Francicleide de Souza, uma das tias de Miguel presentes no protesto, afirmou que o protesto era um apelo por ajuda e justiça e pediu que a população se colocasse no lugar da mãe de Miguel, Mirtes. "Ela [Mirtes] disse 'Sari, por que você fez isso com o meu filho? Eu olhei seu filho tantos anos e o meu eu deixei um pouquinho enquanto desci e vejo meu filho chão praticamente morto'", afirma Francicleide.

Solidariedade à família

O caso teve repercussão nacional, assim diversas organizações e movimentos se manifestaram através de notas de solidariedade à família da criança e ressaltando que o trabalho das empregadas domésticas não está entre as atividades consideradas essenciais determinadas no estado de Pernambuco, regulamentado pelo Decreto nº 48.834, de 20 de março de 2020. 

“Miguel não era morador do prédio. Miguel era uma criança negra que estava acompanhando a sua mãe Mirtes – mulher negra e empregada doméstica, que em meio a pandemia não tem direito de estar em quarentena com a sua família. O racismo no Brasil é estrutural, fruto do colonialismo que nos coloca em uma dinâmica de superioridade racial na qual vidas negras valem menos”, afirmou em nota o Movimento de Trabalhadoras e Trabalhadores por Direitos de Pernambuco (MTD-PE).

Vale lembrar que nesta semana a Lei Complementar 150, conhecida como PEC das domésticas, completa cinco anos da sua sanção e, ainda assim, às trabalhadoras domésticas não é respeitado o direito ao isolamento social por uma questão de saúde pública em um momento de pandemia, o que já havia sido denunciado pela Central Única dos Trabalhadores de Pernambuco (CUT-PE).

"A gente denunciou há mais de um mês atrás, lá em abril ainda, que tinha patroa ameaçando a trabalhadora doméstica, inclusive colocamos o Governo do Estado, pedimos que articulasse com o Ministério Público.

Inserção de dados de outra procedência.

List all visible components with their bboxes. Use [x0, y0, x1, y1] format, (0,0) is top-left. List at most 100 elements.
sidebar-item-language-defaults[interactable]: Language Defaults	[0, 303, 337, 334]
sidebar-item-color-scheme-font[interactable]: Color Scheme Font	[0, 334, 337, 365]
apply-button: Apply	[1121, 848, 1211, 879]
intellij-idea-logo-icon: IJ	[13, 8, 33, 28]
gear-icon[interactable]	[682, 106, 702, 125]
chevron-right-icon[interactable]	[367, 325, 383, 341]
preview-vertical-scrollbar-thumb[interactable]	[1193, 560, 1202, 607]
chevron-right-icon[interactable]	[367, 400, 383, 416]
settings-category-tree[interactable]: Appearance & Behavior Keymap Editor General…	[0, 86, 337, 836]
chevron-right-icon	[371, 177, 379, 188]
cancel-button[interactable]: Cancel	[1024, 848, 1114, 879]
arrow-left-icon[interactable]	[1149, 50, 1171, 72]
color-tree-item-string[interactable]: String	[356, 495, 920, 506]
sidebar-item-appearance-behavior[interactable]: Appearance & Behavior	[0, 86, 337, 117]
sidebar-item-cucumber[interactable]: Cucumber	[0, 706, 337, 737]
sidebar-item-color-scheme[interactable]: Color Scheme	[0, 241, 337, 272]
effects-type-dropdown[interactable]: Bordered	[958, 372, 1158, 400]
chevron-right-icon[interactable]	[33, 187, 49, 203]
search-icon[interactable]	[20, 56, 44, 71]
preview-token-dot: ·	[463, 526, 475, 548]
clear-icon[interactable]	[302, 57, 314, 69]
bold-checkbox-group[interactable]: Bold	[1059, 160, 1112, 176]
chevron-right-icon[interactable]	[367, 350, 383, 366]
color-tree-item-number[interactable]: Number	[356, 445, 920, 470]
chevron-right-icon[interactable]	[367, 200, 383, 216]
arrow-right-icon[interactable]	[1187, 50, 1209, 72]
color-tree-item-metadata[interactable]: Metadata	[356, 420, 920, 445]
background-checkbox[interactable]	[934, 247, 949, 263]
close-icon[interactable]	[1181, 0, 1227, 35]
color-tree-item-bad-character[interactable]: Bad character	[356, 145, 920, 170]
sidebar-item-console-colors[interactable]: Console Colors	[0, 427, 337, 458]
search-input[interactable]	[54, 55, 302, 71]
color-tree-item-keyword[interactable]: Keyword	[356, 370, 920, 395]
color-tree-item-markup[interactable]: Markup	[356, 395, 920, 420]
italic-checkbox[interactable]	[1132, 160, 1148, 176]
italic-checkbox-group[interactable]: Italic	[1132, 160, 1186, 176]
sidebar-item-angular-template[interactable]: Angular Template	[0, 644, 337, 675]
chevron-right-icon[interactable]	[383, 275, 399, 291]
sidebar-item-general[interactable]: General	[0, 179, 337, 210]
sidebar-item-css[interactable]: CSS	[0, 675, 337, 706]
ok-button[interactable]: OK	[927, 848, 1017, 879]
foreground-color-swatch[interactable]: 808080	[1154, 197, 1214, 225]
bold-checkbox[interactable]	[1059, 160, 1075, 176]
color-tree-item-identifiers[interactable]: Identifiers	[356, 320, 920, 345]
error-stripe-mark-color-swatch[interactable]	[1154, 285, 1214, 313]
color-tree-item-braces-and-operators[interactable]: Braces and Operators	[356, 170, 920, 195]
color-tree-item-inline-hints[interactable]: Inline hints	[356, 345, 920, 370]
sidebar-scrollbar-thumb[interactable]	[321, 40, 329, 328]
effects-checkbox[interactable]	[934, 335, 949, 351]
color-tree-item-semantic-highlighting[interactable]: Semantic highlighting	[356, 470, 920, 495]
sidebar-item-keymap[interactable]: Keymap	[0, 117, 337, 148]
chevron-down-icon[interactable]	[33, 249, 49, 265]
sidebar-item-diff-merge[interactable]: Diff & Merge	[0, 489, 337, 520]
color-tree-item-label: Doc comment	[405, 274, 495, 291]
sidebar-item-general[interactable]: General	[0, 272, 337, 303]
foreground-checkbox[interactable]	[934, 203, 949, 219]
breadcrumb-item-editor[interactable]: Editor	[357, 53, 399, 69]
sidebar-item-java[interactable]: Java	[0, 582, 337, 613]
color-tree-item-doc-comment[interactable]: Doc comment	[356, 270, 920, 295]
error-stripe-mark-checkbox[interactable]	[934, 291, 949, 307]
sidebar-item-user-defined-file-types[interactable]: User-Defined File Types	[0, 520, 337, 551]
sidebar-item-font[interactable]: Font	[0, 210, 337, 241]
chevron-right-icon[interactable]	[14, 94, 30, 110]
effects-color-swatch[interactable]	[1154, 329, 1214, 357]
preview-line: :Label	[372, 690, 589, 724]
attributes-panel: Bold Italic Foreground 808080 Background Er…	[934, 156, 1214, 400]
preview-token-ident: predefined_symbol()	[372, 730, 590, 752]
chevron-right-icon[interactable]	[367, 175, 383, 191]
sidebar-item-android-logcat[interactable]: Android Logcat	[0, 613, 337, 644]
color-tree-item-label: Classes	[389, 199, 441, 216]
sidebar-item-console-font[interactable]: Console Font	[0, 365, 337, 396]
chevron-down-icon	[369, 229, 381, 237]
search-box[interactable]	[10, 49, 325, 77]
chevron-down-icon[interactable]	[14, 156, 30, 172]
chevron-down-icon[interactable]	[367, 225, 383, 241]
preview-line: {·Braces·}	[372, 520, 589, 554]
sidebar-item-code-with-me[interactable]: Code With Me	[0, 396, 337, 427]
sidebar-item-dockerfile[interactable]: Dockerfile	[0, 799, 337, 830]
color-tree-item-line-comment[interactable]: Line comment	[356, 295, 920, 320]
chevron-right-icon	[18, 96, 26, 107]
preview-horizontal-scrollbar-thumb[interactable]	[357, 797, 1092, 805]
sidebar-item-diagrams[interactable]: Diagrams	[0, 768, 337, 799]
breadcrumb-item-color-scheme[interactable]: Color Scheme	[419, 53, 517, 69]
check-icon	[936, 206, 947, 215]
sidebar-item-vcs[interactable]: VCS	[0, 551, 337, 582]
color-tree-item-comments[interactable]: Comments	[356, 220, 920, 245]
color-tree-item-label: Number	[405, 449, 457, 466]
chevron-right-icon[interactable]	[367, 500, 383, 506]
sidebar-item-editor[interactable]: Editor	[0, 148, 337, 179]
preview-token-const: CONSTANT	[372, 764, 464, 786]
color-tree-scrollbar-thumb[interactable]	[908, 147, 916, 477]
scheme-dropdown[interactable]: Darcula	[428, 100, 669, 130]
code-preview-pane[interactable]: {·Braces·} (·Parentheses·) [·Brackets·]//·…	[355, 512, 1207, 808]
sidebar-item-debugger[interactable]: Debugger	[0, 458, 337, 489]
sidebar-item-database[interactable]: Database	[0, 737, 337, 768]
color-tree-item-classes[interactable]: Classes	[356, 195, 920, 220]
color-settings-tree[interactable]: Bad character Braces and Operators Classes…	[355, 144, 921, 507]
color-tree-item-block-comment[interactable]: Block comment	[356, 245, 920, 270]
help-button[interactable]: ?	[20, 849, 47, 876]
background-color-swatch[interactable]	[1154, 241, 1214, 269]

Aí elas podiam receber o dinheiro do Governo Federal, mas iam ter que trabalhar, senão ia ser demitida, ou seja, querendo colocar empregada doméstica como trabalho essencial e essa é uma das questões principais da morte de Miguel: aquela companheira não era para ter ido trabalhar, era para estar em casa!", disse o presidente da CUT-PE, Paulo Rocha, em entrevista. 

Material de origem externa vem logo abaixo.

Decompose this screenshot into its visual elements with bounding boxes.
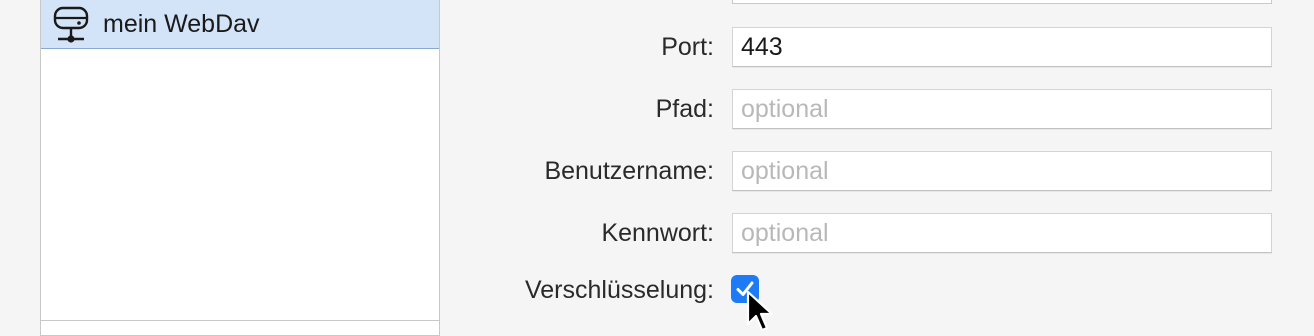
username-input[interactable] xyxy=(733,152,1271,190)
port-field-wrapper xyxy=(732,27,1272,67)
password-input[interactable] xyxy=(733,214,1271,252)
port-input[interactable] xyxy=(733,28,1271,66)
username-label: Benutzername: xyxy=(544,157,714,185)
path-field-wrapper xyxy=(732,89,1272,129)
list-item-mein-webdav[interactable]: mein WebDav xyxy=(41,0,439,49)
network-drive-icon xyxy=(52,5,90,45)
password-field-wrapper xyxy=(732,213,1272,253)
path-input[interactable] xyxy=(733,90,1271,128)
password-label: Kennwort: xyxy=(601,219,714,247)
list-item-label: mein WebDav xyxy=(103,10,260,38)
port-label: Port: xyxy=(661,33,714,61)
list-divider xyxy=(41,320,439,321)
path-label: Pfad: xyxy=(655,95,714,123)
encryption-label: Verschlüsselung: xyxy=(524,276,714,304)
server-list[interactable]: mein WebDav xyxy=(40,0,440,336)
server-address-field[interactable] xyxy=(732,0,1272,4)
mouse-cursor-icon xyxy=(746,290,774,332)
username-field-wrapper xyxy=(732,151,1272,191)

Já o Levante Popular da Juventude observa a atitude dos patrões em não permitir que a trabalhadora gozasse do isolamento como manutenção dos privilégios, declarou que “no Brasil a tradição escravocrata impõe a manutenção dos privilégios de alguns em detrimento dos direitos da maioria, para que as empregadas possam exercer o direito ao isolamento, os patrões teriam que arcar com o seu próprio trabalho doméstico. As trabalhadoras domésticas no Brasil são, hoje, 6,4 milhões. A verdade é que precisamos lutar por democracia, nossos direitos e a nossa liberdade!”. 

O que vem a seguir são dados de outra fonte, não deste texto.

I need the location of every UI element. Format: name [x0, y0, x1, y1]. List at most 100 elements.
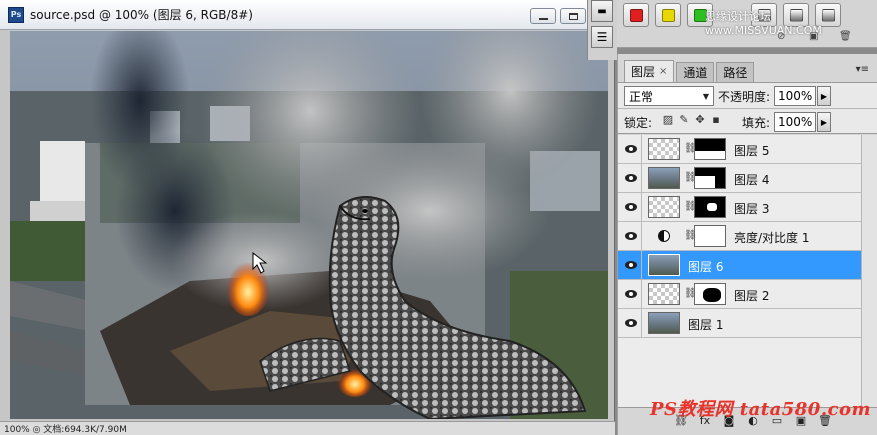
mask-shape [715, 176, 725, 188]
layers-panel: 图层 × 通道 路径 ▾≡ 正常 ▼ 不透明度: 100% ▶ 锁定: ▨ ✎ … [617, 54, 877, 435]
adjustment-layer-icon [658, 230, 670, 242]
red-style-icon [629, 8, 643, 22]
lock-label: 锁定: [624, 116, 653, 130]
opacity-label: 不透明度: [718, 90, 771, 104]
maximize-button[interactable] [560, 8, 586, 24]
layer-list: ⛓ 图层 5 ⛓ 图层 4 ⛓ 图层 3 ⛓ 亮度/对比度 1 图层 6 ⛓ 图… [618, 135, 861, 407]
layer-name: 图层 4 [734, 173, 770, 187]
document-window: Ps source.psd @ 100% (图层 6, RGB/8#) 100%… [0, 0, 615, 435]
eye-icon [624, 203, 637, 211]
watermark-bottom: PS教程网 tata580.com [650, 399, 872, 420]
tab-paths[interactable]: 路径 [716, 62, 755, 82]
blend-opacity-row: 正常 ▼ 不透明度: 100% ▶ [618, 82, 877, 108]
tab-label: 路径 [723, 66, 748, 80]
minimize-button[interactable] [530, 8, 556, 24]
visibility-toggle[interactable] [620, 135, 642, 163]
layer-row-5[interactable]: ⛓ 图层 5 [618, 135, 861, 164]
eye-icon [624, 145, 637, 153]
layer-name: 图层 5 [734, 144, 770, 158]
layers-scrollbar[interactable] [861, 135, 877, 407]
fill-input[interactable]: 100% [774, 112, 816, 132]
styles-panel: 思缘设计论坛 www.MISSVUAN.COM ⊘ ▣ 🗑 [617, 0, 877, 48]
layer-thumbnail [648, 254, 680, 276]
mask-shape [703, 288, 721, 302]
photoshop-doc-icon: Ps [8, 6, 24, 23]
lock-all-icon[interactable]: ▪ [710, 114, 722, 126]
layer-thumbnail [648, 138, 680, 160]
panel-toggle-button[interactable]: ▬ [591, 0, 613, 22]
fill-slider-button[interactable]: ▶ [817, 112, 831, 132]
layer-row-4[interactable]: ⛓ 图层 4 [618, 164, 861, 193]
layer-name: 图层 3 [734, 202, 770, 216]
lock-transparency-icon[interactable]: ▨ [662, 114, 674, 126]
tab-label: 通道 [683, 66, 708, 80]
layer-name: 图层 6 [688, 260, 724, 274]
eye-icon [624, 319, 637, 327]
layer-name: 亮度/对比度 1 [734, 231, 810, 245]
document-titlebar[interactable]: Ps source.psd @ 100% (图层 6, RGB/8#) [0, 0, 615, 30]
style-yellow-button[interactable] [655, 3, 681, 27]
visibility-toggle[interactable] [620, 251, 642, 279]
tab-label: 图层 [631, 65, 656, 79]
blend-mode-value: 正常 [629, 89, 654, 104]
panel-toggle-icon: ▬ [597, 5, 607, 17]
panel-tabs: 图层 × 通道 路径 [618, 60, 877, 82]
clear-style-icon[interactable]: ⊘ [777, 31, 785, 42]
layer-name: 图层 1 [688, 318, 724, 332]
opacity-input[interactable]: 100% [774, 86, 816, 106]
layer-mask-thumbnail[interactable] [694, 138, 726, 160]
visibility-toggle[interactable] [620, 193, 642, 221]
layer-row-brightness-contrast[interactable]: ⛓ 亮度/对比度 1 [618, 222, 861, 251]
layer-thumbnail [648, 283, 680, 305]
document-list-icon: ☰ [596, 30, 608, 44]
layer-row-3[interactable]: ⛓ 图层 3 [618, 193, 861, 222]
fill-label: 填充: [742, 116, 771, 130]
style-red-button[interactable] [623, 3, 649, 27]
layer-row-1[interactable]: 图层 1 [618, 309, 861, 338]
layer-mask-thumbnail[interactable] [694, 283, 726, 305]
fill-value: 100% [778, 115, 813, 129]
maximize-icon [568, 12, 578, 20]
layer-mask-thumbnail[interactable] [694, 167, 726, 189]
history-panel-button[interactable]: ☰ [591, 26, 613, 48]
visibility-toggle[interactable] [620, 280, 642, 308]
close-icon[interactable]: × [659, 66, 667, 77]
document-title: source.psd @ 100% (图层 6, RGB/8#) [30, 8, 253, 22]
layer-mask-thumbnail[interactable] [694, 225, 726, 247]
canvas-artwork [10, 31, 608, 419]
layer-name: 图层 2 [734, 289, 770, 303]
layer-row-2[interactable]: ⛓ 图层 2 [618, 280, 861, 309]
delete-style-icon[interactable]: 🗑 [839, 31, 852, 42]
layer-row-6[interactable]: 图层 6 [618, 251, 861, 280]
eye-icon [624, 232, 637, 240]
lock-move-icon[interactable]: ✥ [694, 114, 706, 126]
mask-shape [695, 139, 725, 151]
tab-layers[interactable]: 图层 × [624, 60, 675, 82]
visibility-toggle[interactable] [620, 222, 642, 250]
collapsed-panel-strip: ▬ ☰ [587, 0, 617, 60]
document-status-bar: 100% ◎ 文档:694.3K/7.90M [0, 421, 615, 435]
opacity-value: 100% [778, 89, 813, 103]
lock-fill-row: 锁定: ▨ ✎ ✥ ▪ 填充: 100% ▶ [618, 108, 877, 134]
visibility-toggle[interactable] [620, 309, 642, 337]
mask-shape [707, 203, 717, 211]
image-canvas[interactable] [10, 31, 608, 419]
minimize-icon [538, 17, 548, 20]
eye-icon [624, 174, 637, 182]
layer-thumbnail [648, 196, 680, 218]
chevron-down-icon: ▼ [702, 92, 709, 101]
mask-shape [695, 168, 725, 176]
eye-icon [624, 290, 637, 298]
panel-menu-icon[interactable]: ▾≡ [856, 64, 869, 75]
chevron-right-icon: ▶ [820, 117, 828, 127]
yellow-style-icon [661, 8, 675, 22]
layer-mask-thumbnail[interactable] [694, 196, 726, 218]
tab-channels[interactable]: 通道 [676, 62, 715, 82]
opacity-slider-button[interactable]: ▶ [817, 86, 831, 106]
eye-icon [624, 261, 637, 269]
visibility-toggle[interactable] [620, 164, 642, 192]
lock-brush-icon[interactable]: ✎ [678, 114, 690, 126]
chevron-right-icon: ▶ [820, 91, 828, 101]
blend-mode-select[interactable]: 正常 ▼ [624, 86, 714, 106]
new-style-icon[interactable]: ▣ [809, 31, 818, 42]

O Núcleo Soledad Barrett da Marcha Mundial das Mulheres associou a morte da criança à desvalorização da vida, o que comunicou em nota. “Essa pandemia é de quê? Dizem que é de covid-19, mas pra nós tem sido muito mais que isso: tem sido também o recrudescimento do sistema capitalista, patriarcal e racista, avanço do fascismo e desvalorização da vida. Da vida de quem já não tem tanto valor para o Estado, para a elite branca racista. Desvalorização da vida de quem move as engrenagens desse país mesmo que tentem negar isso há quinhentos anos.”.

O Sindicato dos Bancários de Pernambuco também se manifestou sobre o caso em seu site, onde declarou “A morte de Miguel é reflexo da desvalorização da vida da população negra, numa sociedade capitalista, racista e discriminatória. Exigimos justiça por Miguel e por todo povo negro!